The New Zealand dollar has also moved higher after the RBNZ raised rates by 50bps with the promise of more to come.
There’s been little reaction from the pound after a number of US banks upgraded their growth forecasts for the UK economy, while Citi said it expects inflation in the UK to fall back to 2% by the autumn. This seems extraordinarily optimistic given that it is still well above 10% now and how sticky UK CPI has tended to be over the last 30 years.
Crude oil prices look set to fall for the second day in a row over concerns that sharply higher rates could prompt a slowdown in demand. Despite the recent weakness, prices are still in the uptrend they’ve been in since the lows back in December, with the China demand story keeping a floor under any dips.

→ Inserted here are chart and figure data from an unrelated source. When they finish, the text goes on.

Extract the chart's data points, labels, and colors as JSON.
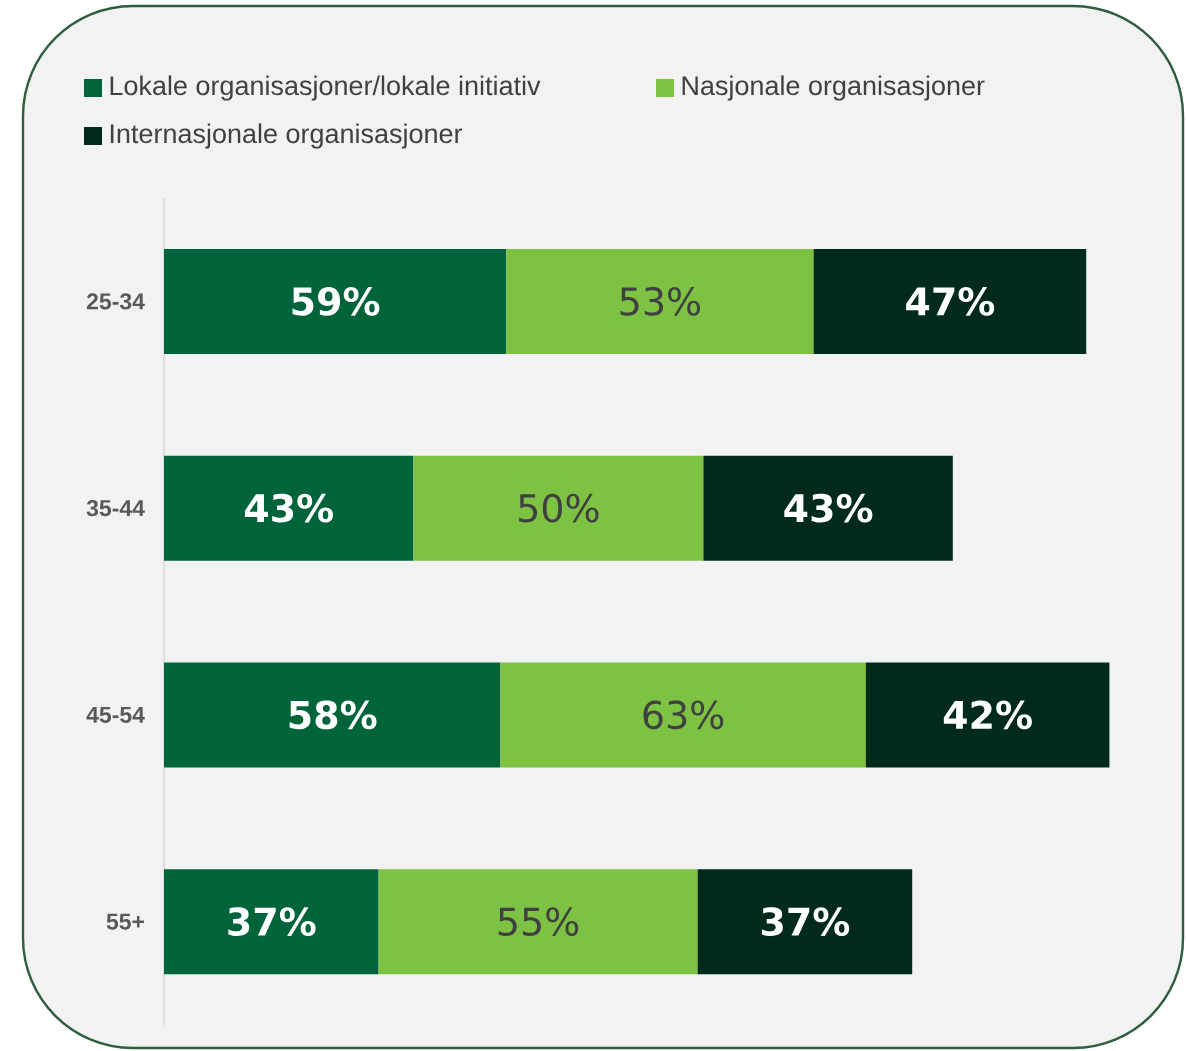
{
  "chart_data": {
    "type": "bar",
    "orientation": "horizontal",
    "stacked": true,
    "categories": [
      "25-34",
      "35-44",
      "45-54",
      "55+"
    ],
    "series": [
      {
        "name": "Lokale organisasjoner/lokale initiativ",
        "color": "#00643a",
        "values": [
          59,
          43,
          58,
          37
        ],
        "value_labels": [
          "59%",
          "43%",
          "58%",
          "37%"
        ]
      },
      {
        "name": "Nasjonale organisasjoner",
        "color": "#7dc243",
        "values": [
          53,
          50,
          63,
          55
        ],
        "value_labels": [
          "53%",
          "50%",
          "63%",
          "55%"
        ]
      },
      {
        "name": "Internasjonale organisasjoner",
        "color": "#002b1a",
        "values": [
          47,
          43,
          42,
          37
        ],
        "value_labels": [
          "47%",
          "43%",
          "42%",
          "37%"
        ]
      }
    ],
    "xlim": [
      0,
      175
    ],
    "tick_labels": "y",
    "legend": "top"
  }
}
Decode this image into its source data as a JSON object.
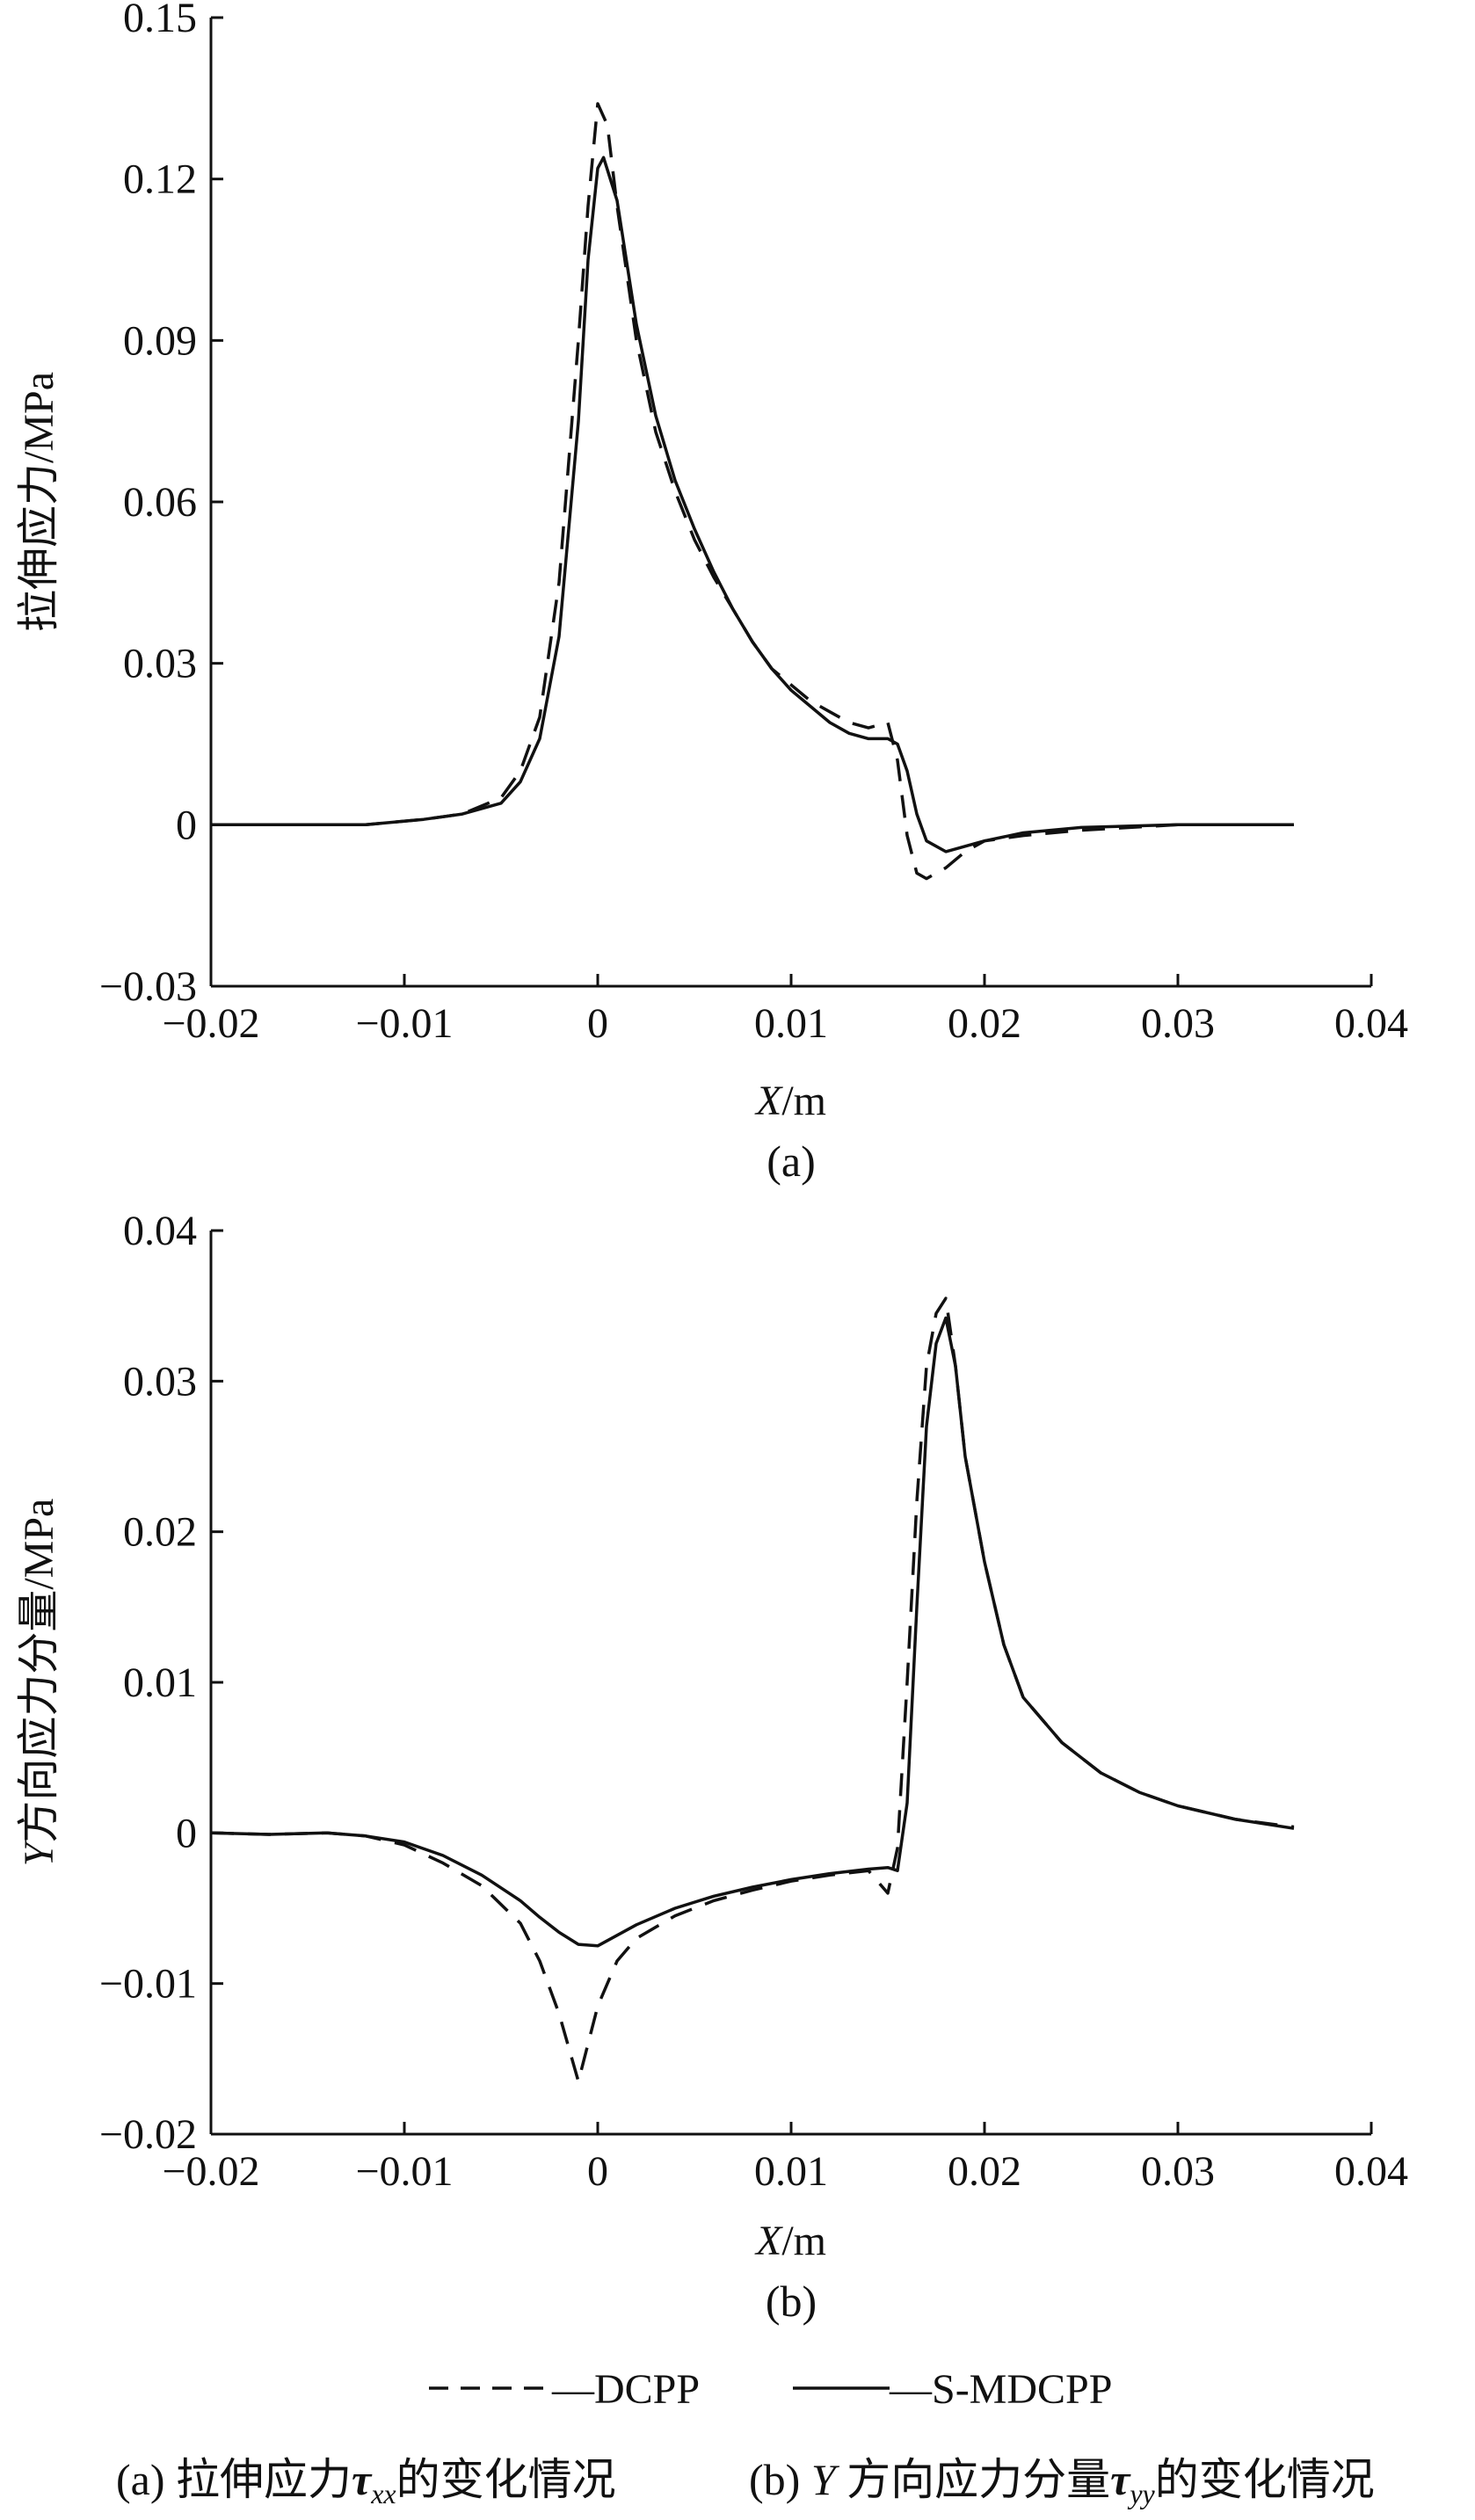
{
  "chart_data": [
    {
      "type": "line",
      "panel_label": "(a)",
      "xlabel_italic": "X",
      "xlabel_unit": "/m",
      "ylabel": "拉伸应力/MPa",
      "xlim": [
        -0.02,
        0.04
      ],
      "ylim": [
        -0.03,
        0.15
      ],
      "xticks": [
        -0.02,
        -0.01,
        0,
        0.01,
        0.02,
        0.03,
        0.04
      ],
      "xtick_labels": [
        "−0.02",
        "−0.01",
        "0",
        "0.01",
        "0.02",
        "0.03",
        "0.04"
      ],
      "yticks": [
        -0.03,
        0,
        0.03,
        0.06,
        0.09,
        0.12,
        0.15
      ],
      "ytick_labels": [
        "−0.03",
        "0",
        "0.03",
        "0.06",
        "0.09",
        "0.12",
        "0.15"
      ],
      "series": [
        {
          "name": "DCPP",
          "style": "dashed",
          "x": [
            -0.02,
            -0.012,
            -0.009,
            -0.007,
            -0.005,
            -0.004,
            -0.003,
            -0.002,
            -0.001,
            -0.0005,
            0,
            0.0005,
            0.001,
            0.002,
            0.003,
            0.004,
            0.005,
            0.006,
            0.007,
            0.008,
            0.009,
            0.01,
            0.011,
            0.012,
            0.013,
            0.014,
            0.015,
            0.0155,
            0.016,
            0.0165,
            0.017,
            0.018,
            0.019,
            0.02,
            0.022,
            0.025,
            0.03,
            0.036
          ],
          "y": [
            0,
            0,
            0.001,
            0.002,
            0.005,
            0.01,
            0.02,
            0.045,
            0.09,
            0.115,
            0.134,
            0.13,
            0.115,
            0.09,
            0.073,
            0.062,
            0.053,
            0.046,
            0.04,
            0.034,
            0.029,
            0.026,
            0.023,
            0.021,
            0.019,
            0.018,
            0.019,
            0.012,
            -0.002,
            -0.009,
            -0.01,
            -0.008,
            -0.005,
            -0.003,
            -0.002,
            -0.001,
            0,
            0
          ]
        },
        {
          "name": "S-MDCPP",
          "style": "solid",
          "x": [
            -0.02,
            -0.012,
            -0.009,
            -0.007,
            -0.005,
            -0.004,
            -0.003,
            -0.002,
            -0.001,
            -0.0005,
            0,
            0.0003,
            0.001,
            0.002,
            0.003,
            0.004,
            0.005,
            0.006,
            0.007,
            0.008,
            0.009,
            0.01,
            0.011,
            0.012,
            0.013,
            0.014,
            0.015,
            0.0155,
            0.016,
            0.0165,
            0.017,
            0.018,
            0.019,
            0.02,
            0.022,
            0.025,
            0.03,
            0.036
          ],
          "y": [
            0,
            0,
            0.001,
            0.002,
            0.004,
            0.008,
            0.016,
            0.035,
            0.075,
            0.105,
            0.122,
            0.124,
            0.116,
            0.093,
            0.076,
            0.064,
            0.055,
            0.047,
            0.04,
            0.034,
            0.029,
            0.025,
            0.022,
            0.019,
            0.017,
            0.016,
            0.016,
            0.015,
            0.01,
            0.002,
            -0.003,
            -0.005,
            -0.004,
            -0.003,
            -0.0015,
            -0.0005,
            0,
            0
          ]
        }
      ]
    },
    {
      "type": "line",
      "panel_label": "(b)",
      "xlabel_italic": "X",
      "xlabel_unit": "/m",
      "ylabel_italic": "Y",
      "ylabel": "方向应力分量/MPa",
      "xlim": [
        -0.02,
        0.04
      ],
      "ylim": [
        -0.02,
        0.04
      ],
      "xticks": [
        -0.02,
        -0.01,
        0,
        0.01,
        0.02,
        0.03,
        0.04
      ],
      "xtick_labels": [
        "−0.02",
        "−0.01",
        "0",
        "0.01",
        "0.02",
        "0.03",
        "0.04"
      ],
      "yticks": [
        -0.02,
        -0.01,
        0,
        0.01,
        0.02,
        0.03,
        0.04
      ],
      "ytick_labels": [
        "−0.02",
        "−0.01",
        "0",
        "0.01",
        "0.02",
        "0.03",
        "0.04"
      ],
      "series": [
        {
          "name": "DCPP",
          "style": "dashed",
          "x": [
            -0.02,
            -0.017,
            -0.014,
            -0.012,
            -0.01,
            -0.008,
            -0.006,
            -0.004,
            -0.003,
            -0.002,
            -0.001,
            0,
            0.001,
            0.002,
            0.004,
            0.006,
            0.008,
            0.01,
            0.012,
            0.014,
            0.015,
            0.0155,
            0.016,
            0.0165,
            0.017,
            0.0175,
            0.018,
            0.0185,
            0.019,
            0.02,
            0.021,
            0.022,
            0.024,
            0.026,
            0.028,
            0.03,
            0.033,
            0.036
          ],
          "y": [
            0,
            -0.0001,
            0,
            -0.0002,
            -0.0008,
            -0.002,
            -0.0035,
            -0.006,
            -0.0085,
            -0.012,
            -0.0165,
            -0.0115,
            -0.0085,
            -0.007,
            -0.0055,
            -0.0045,
            -0.0038,
            -0.0032,
            -0.0028,
            -0.0025,
            -0.004,
            -0.001,
            0.01,
            0.022,
            0.031,
            0.0345,
            0.0355,
            0.031,
            0.025,
            0.018,
            0.0125,
            0.009,
            0.006,
            0.004,
            0.0027,
            0.0018,
            0.0009,
            0.0004
          ]
        },
        {
          "name": "S-MDCPP",
          "style": "solid",
          "x": [
            -0.02,
            -0.017,
            -0.014,
            -0.012,
            -0.01,
            -0.008,
            -0.006,
            -0.004,
            -0.003,
            -0.002,
            -0.001,
            0,
            0.001,
            0.002,
            0.004,
            0.006,
            0.008,
            0.01,
            0.012,
            0.014,
            0.015,
            0.0155,
            0.016,
            0.0165,
            0.017,
            0.0175,
            0.018,
            0.0185,
            0.019,
            0.02,
            0.021,
            0.022,
            0.024,
            0.026,
            0.028,
            0.03,
            0.033,
            0.036
          ],
          "y": [
            0,
            -0.0001,
            0,
            -0.0002,
            -0.0006,
            -0.0015,
            -0.0028,
            -0.0045,
            -0.0056,
            -0.0066,
            -0.0074,
            -0.0075,
            -0.0068,
            -0.0061,
            -0.005,
            -0.0042,
            -0.0036,
            -0.0031,
            -0.0027,
            -0.0024,
            -0.0023,
            -0.0025,
            0.002,
            0.015,
            0.027,
            0.0325,
            0.0342,
            0.031,
            0.025,
            0.018,
            0.0125,
            0.009,
            0.006,
            0.004,
            0.0027,
            0.0018,
            0.0009,
            0.0003
          ]
        }
      ]
    }
  ],
  "legend": {
    "placement": "bottom",
    "items": [
      {
        "name": "DCPP",
        "style": "dashed"
      },
      {
        "name": "S-MDCPP",
        "style": "solid"
      }
    ]
  },
  "caption": {
    "a_prefix": "(a) 拉伸应力",
    "a_tau": "τ",
    "a_sub": "xx",
    "a_suffix": "的变化情况",
    "b_prefix": "(b) ",
    "b_italic": "Y",
    "b_middle": " 方向应力分量",
    "b_tau": "τ",
    "b_sub": "yy",
    "b_suffix": "的变化情况"
  }
}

Gold prices appear to be treading water just above the recent lows at $1,820, with the modest fall back in yields helping to keep prices above their recent lows.
Once again, earnings news served to drive price action amongst a number of blue-chip stocks during Tuesday’s trade. Better than expected numbers from the banking heavyweight HSBC drove interest in the stock with one day vol on the London listing coming in at 65.79% against 27.43% for the month.
Across the Atlantic, Home Depot missed its forecasts for the first time since 2019 after sales fell short and rising costs took a toll on the business. The underlying settled down some 7% last night, with one day vol of 67.85% against 40.6% for the month.
Better than expected PMI data from the UK yesterday raised hopes that the country may be able to avoid a recession although came with the caveat that the Bank of England would likely push through yet more rate hikes as a result. That gave Sterling a lift, with cable retaking the 1.21 level for the first time in a week. One day vol on the pair sat at 13.56% against 10.72% on the month.
And the heavy weighting of HSBC in CMC’s proprietary basket of UK banking stocks drove price action in this cohort during Tuesday’s session, too. With only seven constituents, this basket has the ability to deliver outsized movement and traded in a range of 2.5%. One day vol printed 31.25% against 24.18% for the month.